Dari segi penciptaan, katanya, The Mol merupakan sebentuk teater proses yang direncanakan sebagai trilogi. Berbeda dengan pola konvensional yang menekankan pada hasil akhir, garapan ini justru menitikberatkan diri pada proses penciptaannya. Sejak awal, katanya, banyak unsur yang sengaja disertakan, baik dalam pengujian ide, pelatihan, tata tari, dan puisi yang muncul di bagian akhir The Mol. Tak kecuali kalangan non-seni. Itu sebabnya ada pengayaan pada setiap bagian dari karya trilogi ini.
The Margin of Our Land #2 mencoba menghadirkan isu reklamasi ke dalam pertanyaan-pertanyaan esensial mengenai tanah, batas, dan tubuh. Tiga sumber daya tak terperbarui, yang agaknya terabaikan dalam gelombang isu reklamasi di tataran sosial. Menjadi menarik karena tema itu mendapat pengungkapan melalui aspek tarian dan dramaturgi yang memungkinkan penonton lebih leluasa mengembangkan tafsir atas topik ini.

Lompatan tradisi

Sebagaimana kita tahu, tubuh, tanah, batas, merupakan topik-topik yang universal dalam kebudayaan, tak kecuali di Sumatera Barat. Ketiganya merupakan simbol kuasa tradisional yang kini tersingkir oleh kuasa modal. Transisi dari kuasa tradisi ke modal itu turut memengaruhi tubuh kesenian.

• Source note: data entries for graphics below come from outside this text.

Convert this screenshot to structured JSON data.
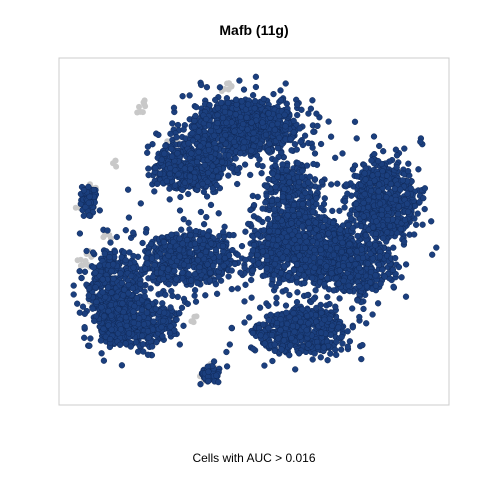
{
  "chart_data": {
    "type": "scatter",
    "title": "Mafb (11g)",
    "xlabel": "Cells with AUC > 0.016",
    "ylabel": "",
    "grid": false,
    "legend": "none",
    "axes_visible": false,
    "colors": {
      "point": "#1b3f7e",
      "point_edge": "#102a5a",
      "background_point": "#c8c8c8",
      "frame": "#cccccc"
    },
    "xlim": [
      0,
      100
    ],
    "ylim": [
      0,
      100
    ],
    "clusters": [
      {
        "name": "",
        "center": [
          47,
          82
        ],
        "spread": [
          12,
          7
        ],
        "count": 900
      },
      {
        "name": "",
        "center": [
          32,
          70
        ],
        "spread": [
          8,
          6
        ],
        "count": 500
      },
      {
        "name": "",
        "center": [
          85,
          60
        ],
        "spread": [
          7,
          10
        ],
        "count": 650
      },
      {
        "name": "",
        "center": [
          12,
          33
        ],
        "spread": [
          6,
          10
        ],
        "count": 450
      },
      {
        "name": "",
        "center": [
          18,
          22
        ],
        "spread": [
          9,
          6
        ],
        "count": 400
      },
      {
        "name": "",
        "center": [
          32,
          42
        ],
        "spread": [
          10,
          7
        ],
        "count": 520
      },
      {
        "name": "",
        "center": [
          63,
          45
        ],
        "spread": [
          12,
          9
        ],
        "count": 800
      },
      {
        "name": "",
        "center": [
          78,
          40
        ],
        "spread": [
          8,
          7
        ],
        "count": 400
      },
      {
        "name": "",
        "center": [
          62,
          20
        ],
        "spread": [
          10,
          6
        ],
        "count": 520
      },
      {
        "name": "",
        "center": [
          60,
          62
        ],
        "spread": [
          6,
          8
        ],
        "count": 300
      },
      {
        "name": "",
        "center": [
          5,
          60
        ],
        "spread": [
          2,
          3
        ],
        "count": 70
      },
      {
        "name": "",
        "center": [
          38,
          7
        ],
        "spread": [
          2,
          2.2
        ],
        "count": 60
      }
    ],
    "background_cells": [
      [
        4,
        61
      ],
      [
        6,
        64
      ],
      [
        3,
        58
      ],
      [
        12,
        71
      ],
      [
        19,
        87
      ],
      [
        20,
        89
      ],
      [
        28,
        78
      ],
      [
        32,
        71
      ],
      [
        5,
        44
      ],
      [
        4,
        40
      ],
      [
        3,
        41
      ],
      [
        18,
        27
      ],
      [
        20,
        26
      ],
      [
        34,
        24
      ],
      [
        38,
        8
      ],
      [
        37,
        6
      ],
      [
        43,
        95
      ],
      [
        42,
        93
      ],
      [
        10,
        49
      ],
      [
        6,
        29
      ]
    ]
  }
}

Khususnya seni tradisi, yang awalnya mempunyai kemampuan untuk menyublimasi dinamika, kini menjadi miskin capaian.

Sama seperti tubuh sosial yang pasif di tengah arus modal, tubuh kesenian pun meredup sebagai sekadar artefak etnik yang antik di tengah arus budaya populer dan masyarakat yang dininabobokkan modal.

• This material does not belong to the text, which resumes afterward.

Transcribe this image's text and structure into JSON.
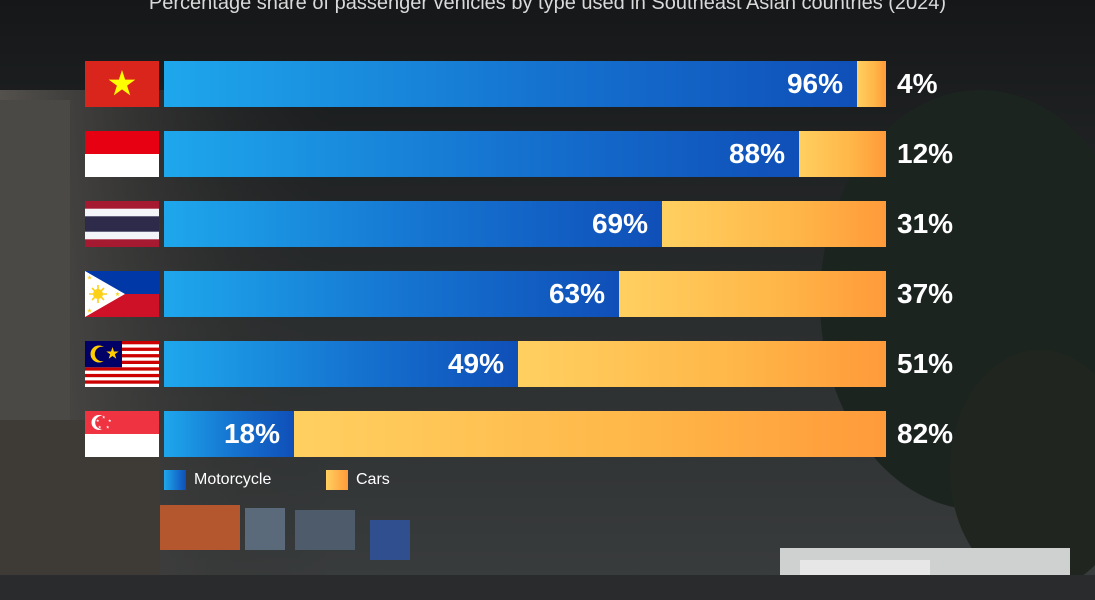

Sikap yang perlu diambil, dengan demikian, adalah membangkitkan kembali kemampuan tubuh itu untuk berdialog dengan dinamika. Salah satu caranya dengan menemukan kembali aspek-aspek dramaturgi yang memungkinkan tubuh itu mendapatkan eksistensinya sebagai simbol dunia lahir dan dunia batin masyarakat.

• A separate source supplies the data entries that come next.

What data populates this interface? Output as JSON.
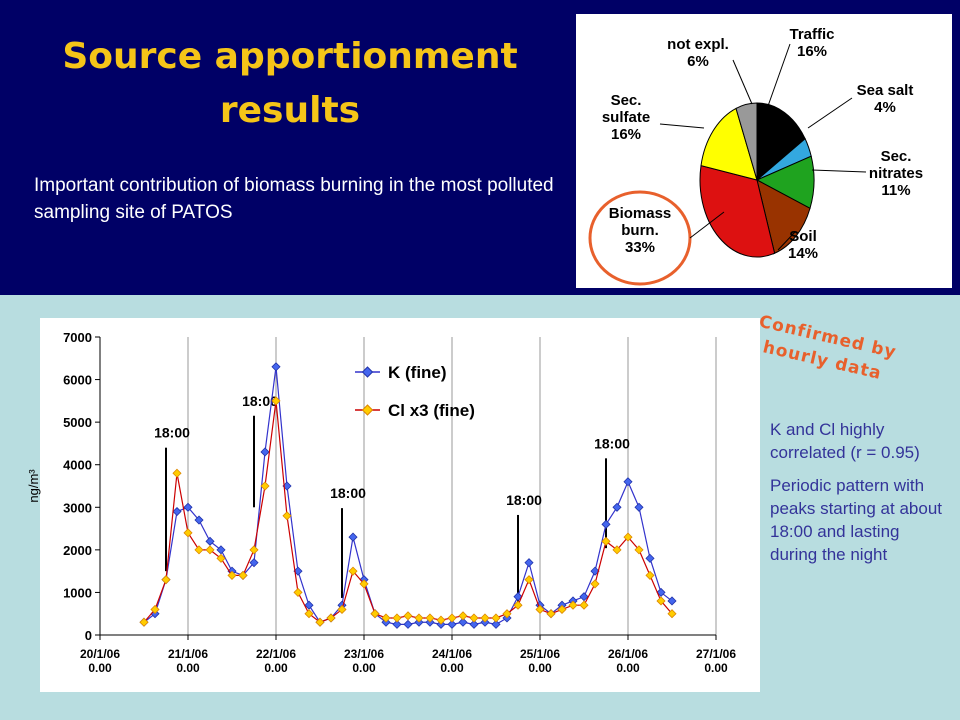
{
  "title": "Source apportionment results",
  "intro": "Important contribution of biomass burning in the most polluted sampling site of PATOS",
  "annotation": "Confirmed by hourly data",
  "notes": [
    "K and Cl highly correlated (r = 0.95)",
    "Periodic pattern with peaks starting at about 18:00 and lasting during the night"
  ],
  "chart_data": [
    {
      "type": "pie",
      "categories": [
        "Traffic",
        "Sea salt",
        "Sec. nitrates",
        "Soil",
        "Biomass burn.",
        "Sec. sulfate",
        "not expl."
      ],
      "values": [
        16,
        4,
        11,
        14,
        33,
        16,
        6
      ],
      "value_labels": [
        "16%",
        "4%",
        "11%",
        "14%",
        "33%",
        "16%",
        "6%"
      ],
      "colors": [
        "#000000",
        "#33a8e0",
        "#1fa31f",
        "#993300",
        "#dd1111",
        "#ffff00",
        "#999999"
      ]
    },
    {
      "type": "line",
      "ylabel": "ng/m³",
      "x": [
        0.5,
        0.625,
        0.75,
        0.875,
        1.0,
        1.125,
        1.25,
        1.375,
        1.5,
        1.625,
        1.75,
        1.875,
        2.0,
        2.125,
        2.25,
        2.375,
        2.5,
        2.625,
        2.75,
        2.875,
        3.0,
        3.125,
        3.25,
        3.375,
        3.5,
        3.625,
        3.75,
        3.875,
        4.0,
        4.125,
        4.25,
        4.375,
        4.5,
        4.625,
        4.75,
        4.875,
        5.0,
        5.125,
        5.25,
        5.375,
        5.5,
        5.625,
        5.75,
        5.875,
        6.0,
        6.125,
        6.25,
        6.375,
        6.5
      ],
      "series": [
        {
          "name": "K (fine)",
          "color": "#3333cc",
          "values": [
            300,
            500,
            1300,
            2900,
            3000,
            2700,
            2200,
            2000,
            1500,
            1400,
            1700,
            4300,
            6300,
            3500,
            1500,
            700,
            300,
            400,
            700,
            2300,
            1300,
            500,
            300,
            250,
            250,
            300,
            300,
            250,
            250,
            300,
            250,
            300,
            250,
            400,
            900,
            1700,
            700,
            500,
            700,
            800,
            900,
            1500,
            2600,
            3000,
            3600,
            3000,
            1800,
            1000,
            800
          ]
        },
        {
          "name": "Cl x3 (fine)",
          "color": "#cc0000",
          "values": [
            300,
            600,
            1300,
            3800,
            2400,
            2000,
            2000,
            1800,
            1400,
            1400,
            2000,
            3500,
            5500,
            2800,
            1000,
            500,
            300,
            400,
            600,
            1500,
            1200,
            500,
            400,
            400,
            450,
            400,
            400,
            350,
            400,
            450,
            400,
            400,
            400,
            500,
            700,
            1300,
            600,
            500,
            600,
            700,
            700,
            1200,
            2200,
            2000,
            2300,
            2000,
            1400,
            800,
            500
          ]
        }
      ],
      "xlim": [
        0,
        7
      ],
      "xticks": [
        {
          "value": 0,
          "label": "20/1/06 0.00"
        },
        {
          "value": 1,
          "label": "21/1/06 0.00"
        },
        {
          "value": 2,
          "label": "22/1/06 0.00"
        },
        {
          "value": 3,
          "label": "23/1/06 0.00"
        },
        {
          "value": 4,
          "label": "24/1/06 0.00"
        },
        {
          "value": 5,
          "label": "25/1/06 0.00"
        },
        {
          "value": 6,
          "label": "26/1/06 0.00"
        },
        {
          "value": 7,
          "label": "27/1/06 0.00"
        }
      ],
      "ylim": [
        0,
        7000
      ],
      "yticks": [
        0,
        1000,
        2000,
        3000,
        4000,
        5000,
        6000,
        7000
      ],
      "grid": "x",
      "annotations": [
        {
          "label": "18:00",
          "x": 0.75,
          "y": [
            1500,
            4400
          ]
        },
        {
          "label": "18:00",
          "x": 1.75,
          "y": [
            3000,
            5150
          ]
        },
        {
          "label": "18:00",
          "x": 2.75,
          "y": [
            870,
            2980
          ]
        },
        {
          "label": "18:00",
          "x": 4.75,
          "y": [
            700,
            2820
          ]
        },
        {
          "label": "18:00",
          "x": 5.75,
          "y": [
            2040,
            4150
          ]
        }
      ]
    }
  ]
}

Pakar seni tari, Profesor Sardono, telah menyatakan pujiannya pada penampilan The Mol ini seusai dipentaskan pada Agustus 2018. Menurut dia, kemampuan menampilkan detail, kompleksitas, dan keberanian mengangkat hal-hal baru dalam karya ini cukup mengejutkan. Di mata Sardono, penampilan ISI Padang Panjang kali ini tampaknya telah membentangkan cakrawala harapan yang lebih besar terhadap perkembangan teater, khususnya di Sumatera Barat. Pertanyaan kita, dalam konteks apa pujian Sardono itu perlu mendapat penjelasan?
Bisa kita cermati, secara estetika The Mol merupakan upaya menyublimasi unsur-unsur seni tari, dramaturgi, dan puisi ke dalam satu peristiwa teater. Meskipun terkesan sensasional, istilah koreo-dramaturgi yang dikemukakan Sahrul untuk menyebut konsep teaternya ini tampaknya cukup mengena.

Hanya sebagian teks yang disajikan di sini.